Hogna lenta is naturally equipped with a venom powerful enough to paralyze a small insect. This venom poses no threat to a healthy adult human, often reported to feel like a bee sting. They generally raise their front legs in the air when threatened, to look bigger. If this does not work, they will lunge right in front of their attacker to startle them. Their last defense is biting the attacker. Due to their sheer size, most animals would not try to attack them. Their diameter is about the same as a 50-cent coin.

== Habitat ==
H. lenta occupy a variety of habitats but are commonly found in sandy sediments. Burrows produced by H. lenta are vertical shafts that may contain a turret. A thick layer of silk and sediment may be used as a trap door.

== Lifestyle ==
Shortly after mating (between 1–2 weeks), the female constructs a large white egg sac bigger than its abdomen containing many eggs. They carry the egg sac on the spinnerets on their abdomen. Spiderlings grow slowly inside the eggs for 5–8 weeks, before finally hatching. When emerged from an egg sac, they are hardly visible, about the size of a small LED light.
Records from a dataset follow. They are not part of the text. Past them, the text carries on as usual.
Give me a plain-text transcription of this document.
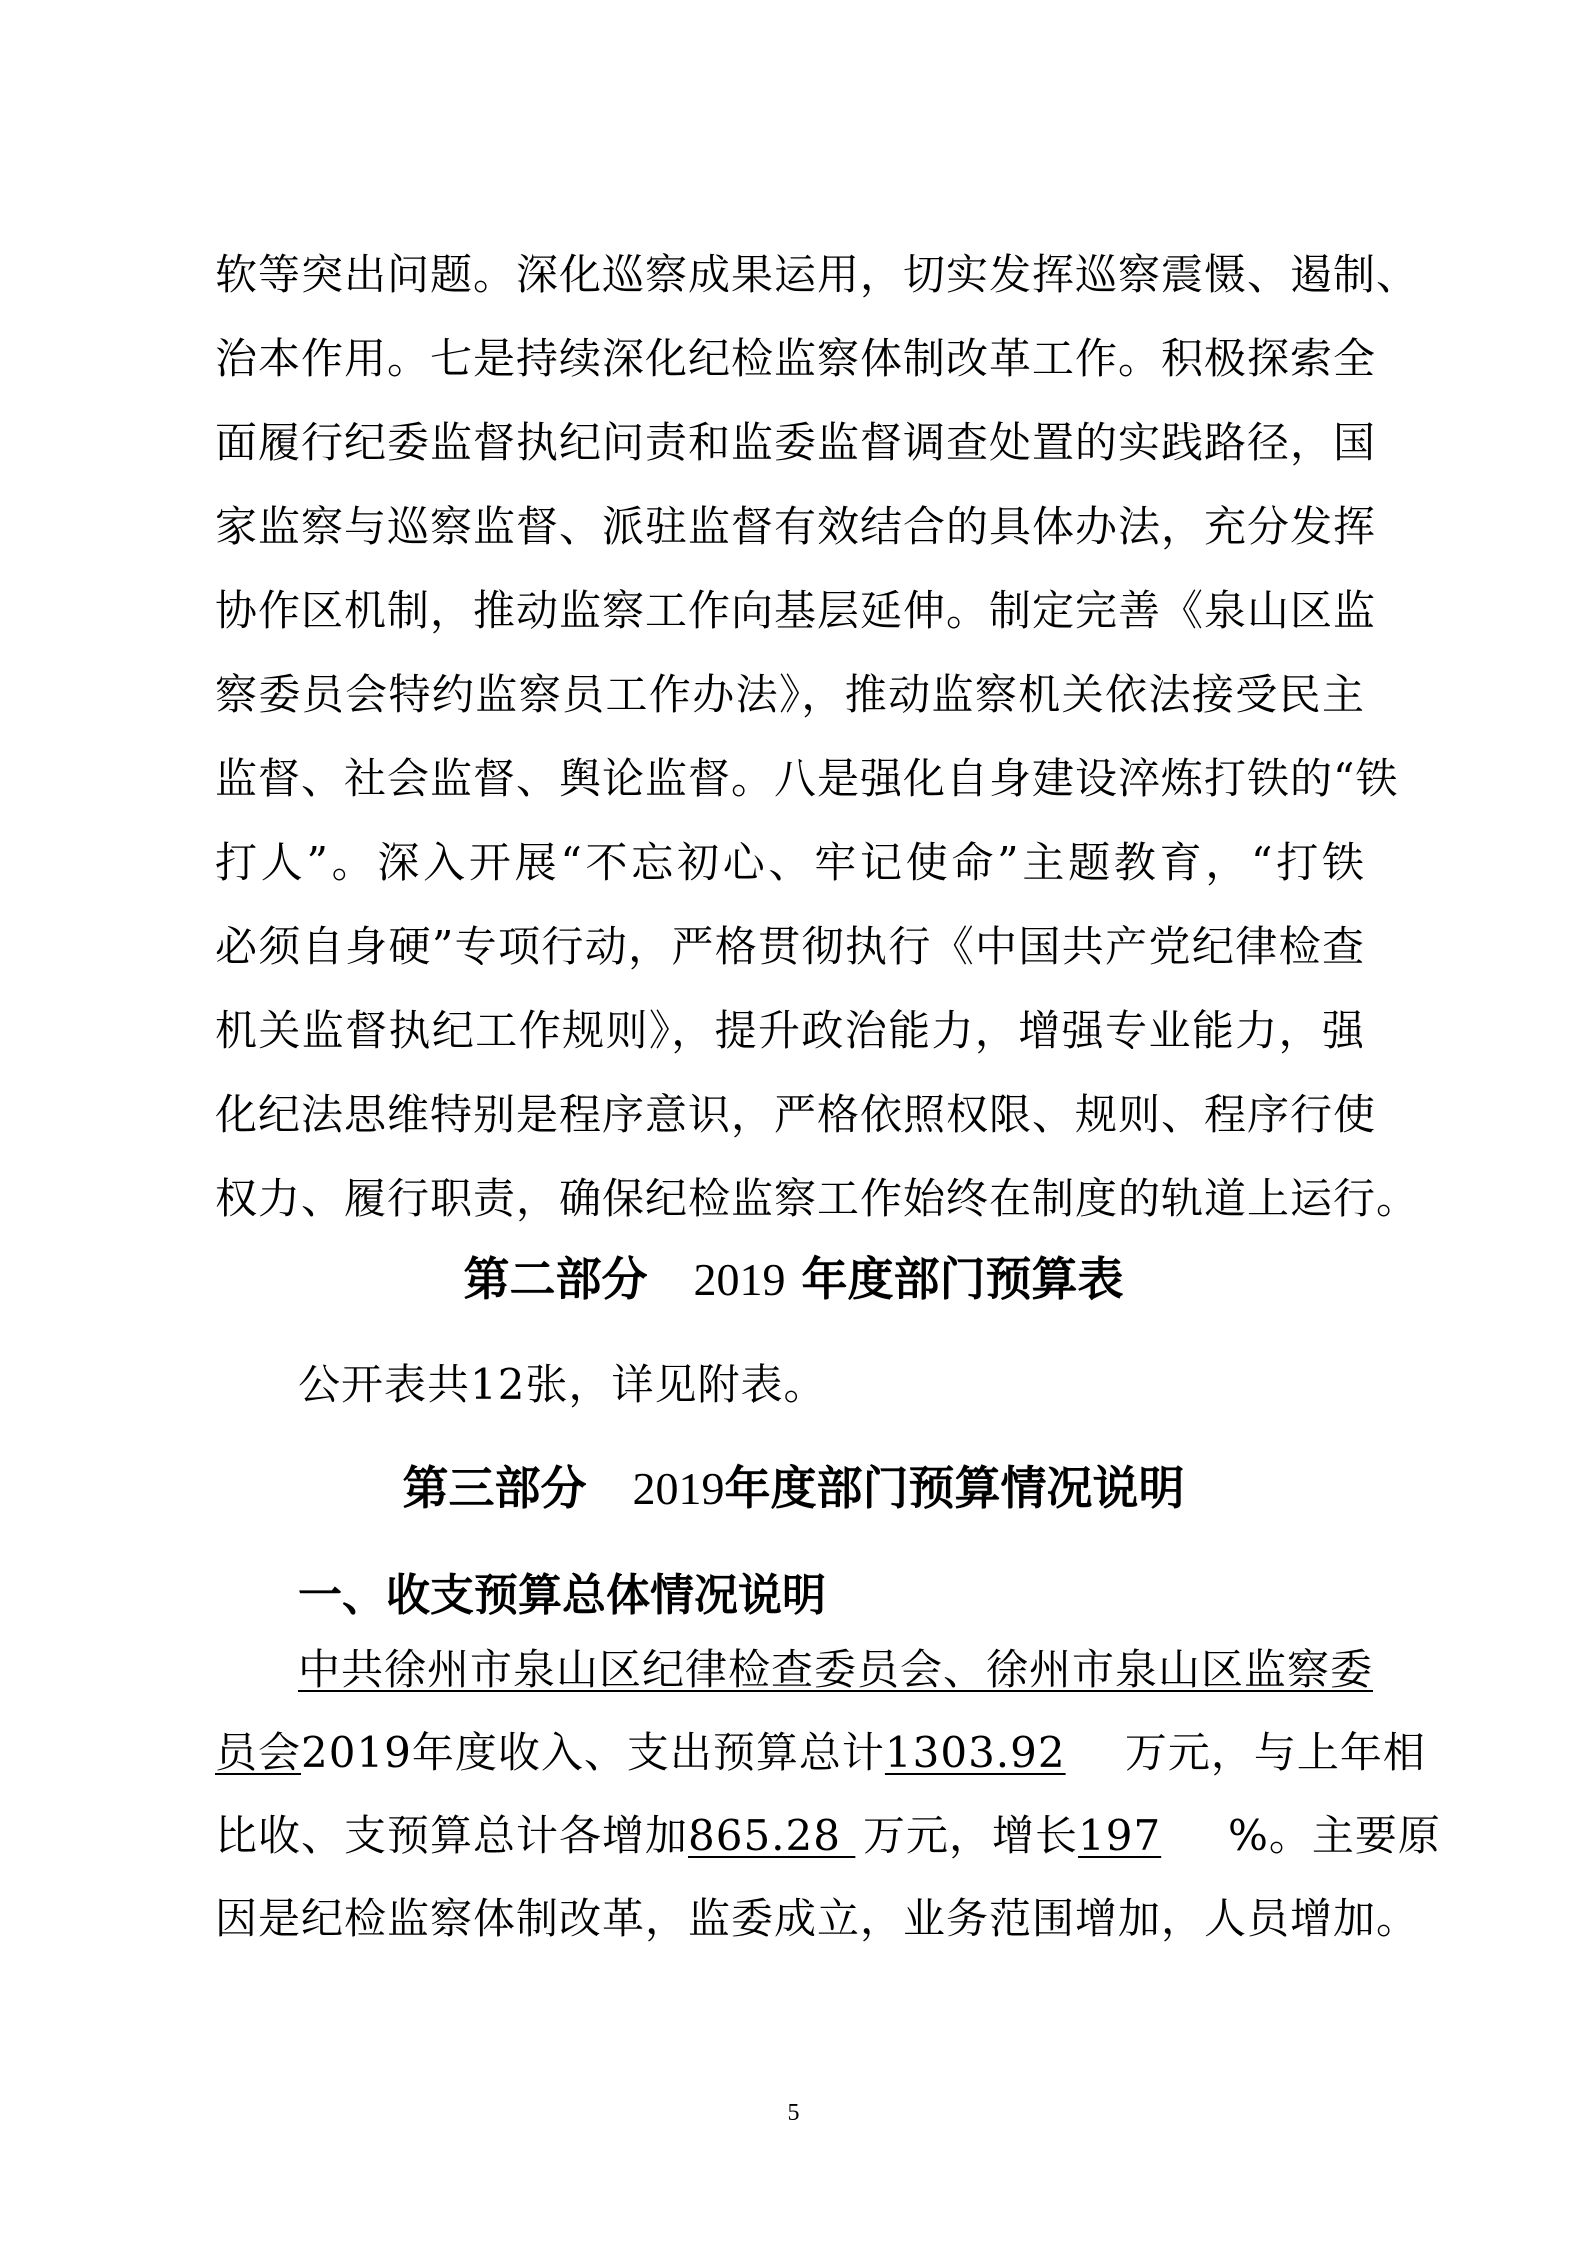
软等突出问题。深化巡察成果运用，切实发挥巡察震慑、遏制、
治本作用。七是持续深化纪检监察体制改革工作。积极探索全
面履行纪委监督执纪问责和监委监督调查处置的实践路径，国
家监察与巡察监督、派驻监督有效结合的具体办法，充分发挥
协作区机制，推动监察工作向基层延伸。制定完善《泉山区监
察委员会特约监察员工作办法》，推动监察机关依法接受民主
监督、社会监督、舆论监督。八是强化自身建设淬炼打铁的“铁
打人”。深入开展“不忘初心、牢记使命”主题教育，“打铁
必须自身硬”专项行动，严格贯彻执行《中国共产党纪律检查
机关监督执纪工作规则》，提升政治能力，增强专业能力，强
化纪法思维特别是程序意识，严格依照权限、规则、程序行使
权力、履行职责，确保纪检监察工作始终在制度的轨道上运行。
第二部分  2019 年度部门预算表
公开表共12张，详见附表。
第三部分  2019年度部门预算情况说明
一、收支预算总体情况说明
中共徐州市泉山区纪律检查委员会、徐州市泉山区监察委
员会2019年度收入、支出预算总计1303.92 万元，与上年相
比收、支预算总计各增加865.28 万元，增长197 %。主要原
因是纪检监察体制改革，监委成立，业务范围增加，人员增加。
5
They stay on the mother's abdomen for about 1–4 weeks. When ready, they climb off and run off into the wild. When small, they are extremely agile, making them hard to catch. Many of the young spiders die off within a few days of leaving the mother's back. If they live a few weeks, they molt. This is a process of shedding their old skin. Spiders molt their old skin, as their new skin is malleable. They grow while the new skin is soft, than repeat the process. Young spiders can molt up to three times a month.